What exactly is a serverless platform? Obviously, there is still hardware at some layer in the stack to host the application. However, what Amazon has provided with Lambda is a platform where developers no longer need to think about the following:

  • Operating System  – no need to select, secure, configure, administer or patch the OS
  • Servers– no cost risk of over-provisioning and no performance risk of under-provisioning
  • Capacity – no need to monitor utilization and scale capacity based on load
  • High Availability– compute resources are available across multiple AZs

In summary, a serverless platform is one in which an application can be deployed on top of without having to provision or administer any of the resources within the platform. Just show up with some code and the platform handles all the ‘ilities’.


The diagram above highlights the components that are used in this serverless application. Let’s look at each one individually:

  • Node.js + Express – In the demo application for this blog series, we will be deploying a Node.js JavaScript application that leverages the Express framework into Lambda. There is a small bit of “glue” code that we will highlight later in the series to adapt the Lambda contract to the Express contract.
  • Lambda – This is where your application logic runs. You deploy your code here but do not need to specify the number of servers or size of the servers to run the code on. You only pay for the number of requests and amount of time those requests take to execute.
  • API Gateway – The API Gateway exposes your Lambda function at an HTTP endpoint. It provides capabilities such as authorization, policy enforcement, rate limiting and data transformation as a service that is entirely managed by Amazon.
  • DynamoDB – Dynamic data is stored in a DynamoDB table. DynamoDB is a NoSQL datastore that has both infinitely scalable storage capacity and throughput capacity which is entirely managed by Amazon.
  • S3 – All static content including HTML, CSS, images and client-side JavaScript is stored in an S3 bucket and served as a static website directly from S3.

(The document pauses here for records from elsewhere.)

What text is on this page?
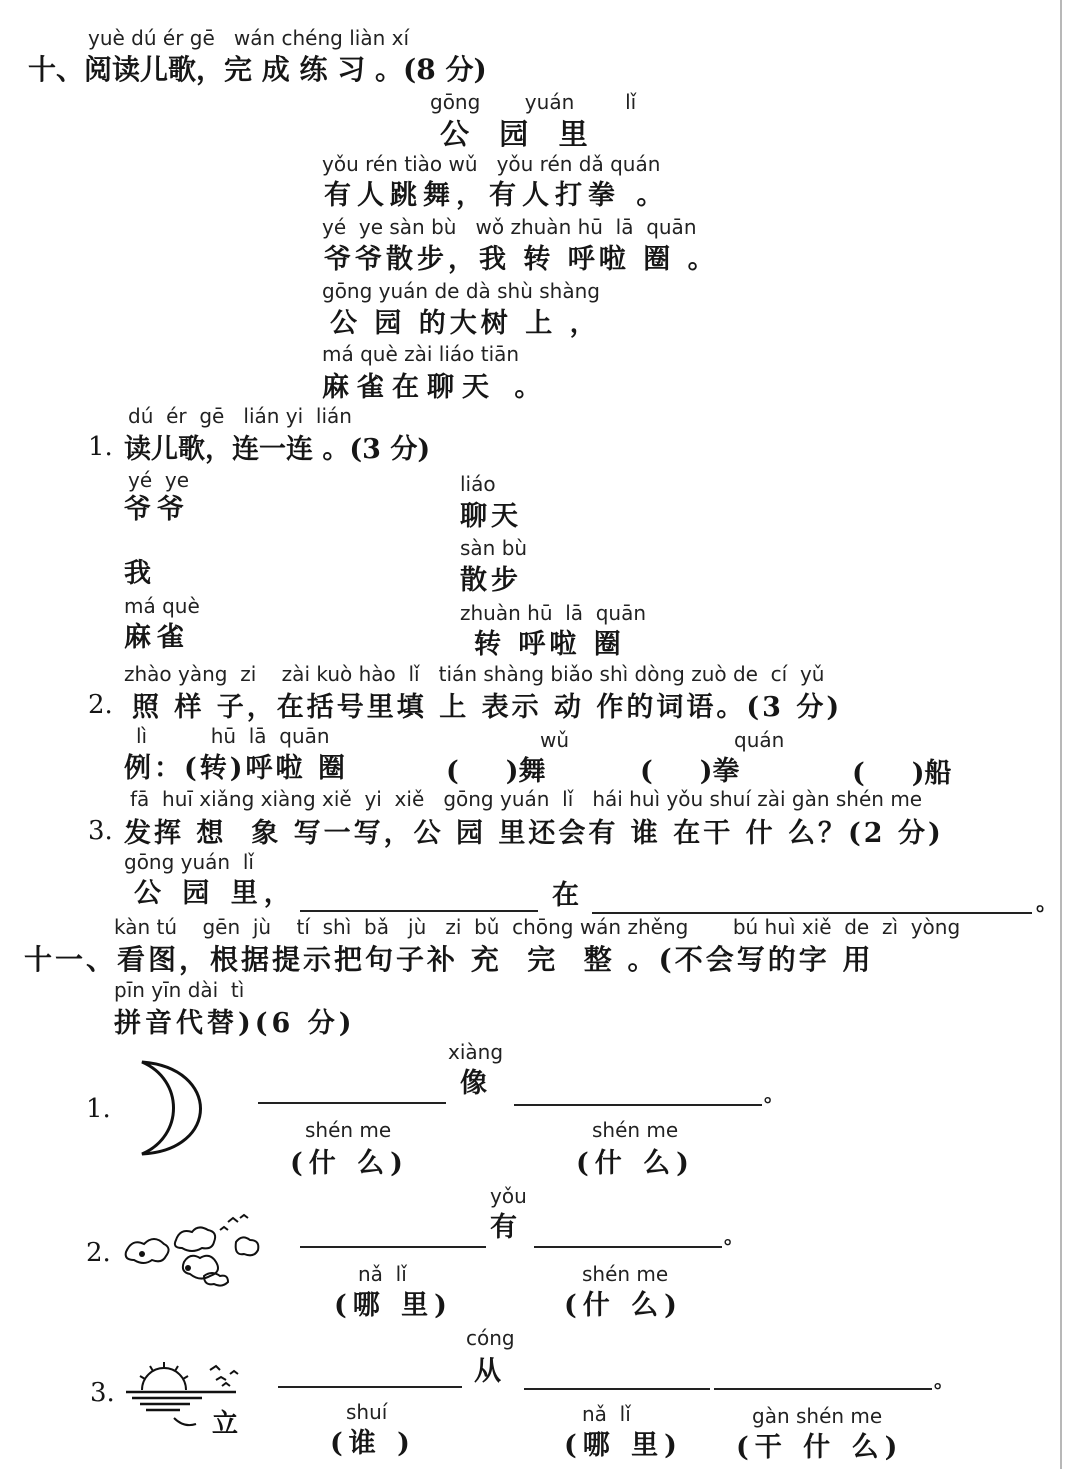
yuè dú ér gē   wán chéng liàn xí
十、阅读儿歌，完 成 练 习 。(8 分)
gōng       yuán        lǐ
公   园   里
yǒu rén tiào wǔ   yǒu rén dǎ quán
有人跳舞，有人打拳 。
yé  ye sàn bù   wǒ zhuàn hū  lā  quān
爷爷散步，我 转 呼啦 圈 。
gōng yuán de dà shù shàng
公 园 的大树 上 ，
má què zài liáo tiān
麻雀在聊天 。
dú  ér  gē   lián yi  lián
1. 读儿歌，连一连 。(3 分)
yé  ye
爷爷
我
má què
麻雀
liáo
聊天
sàn bù
散步
zhuàn hū  lā  quān
转 呼啦 圈
zhào yàng  zi    zài kuò hào  lǐ   tián shàng biǎo shì dòng zuò de  cí  yǔ
2. 照 样 子，在括号里填 上 表示 动 作的词语。(3 分)
lì          hū  lā  quān
例：(转)呼啦 圈
wǔ
(     )舞
quán
(     )拳	(     )船
fā  huī xiǎng xiàng xiě  yi  xiě   gōng yuán  lǐ   hái huì yǒu shuí zài gàn shén me
3. 发挥 想  象 写一写，公 园 里还会有 谁 在干 什 么？(2 分)
gōng yuán  lǐ
公 园 里，	在	。
kàn tú    gēn  jù    tí  shì  bǎ   jù   zi  bǔ  chōng wán zhěng       bú huì xiě  de  zì  yòng
十一、看图，根据提示把句子补 充  完  整 。(不会写的字 用
pīn yīn dài  tì
拼音代替)(6 分)
1.
xiàng
像	。
shén me
(什 么)
shén me
(什 么)
2.
yǒu
有	。
nǎ  lǐ
(哪 里)
shén me
(什 么)
3.
立
cóng
从	。
shuí
(谁 )
nǎ  lǐ
(哪 里)
gàn shén me
(干 什 么)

The diagram below compares the pricing for running a Node.js application with Lambda and API Gateway versus a pair of EC2 instances and an ELB. Notice that for the m4.large, the break even is around two million requests per day. It is important to mention that 98.8% of the cost of the serverless deployment is the API Gateway. The cost of running the application out of Lambda is insignificant relative to the costs in using API Gateway.


This cost analysis shows that applications/environments with low transaction volume can realize cost savings by running on Lambda + API Gateway, but the cost of API Gateway will become cost prohibitive at higher scale.

What is Serverless Delivery?

Serverless delivery is just the application of serverless platforms to achieve continuous delivery fundamentals. Specifically, a serverless delivery pipeline does not include tools such as Jenkins or resources such as EC2, Autoscaling Groups, and ELBs.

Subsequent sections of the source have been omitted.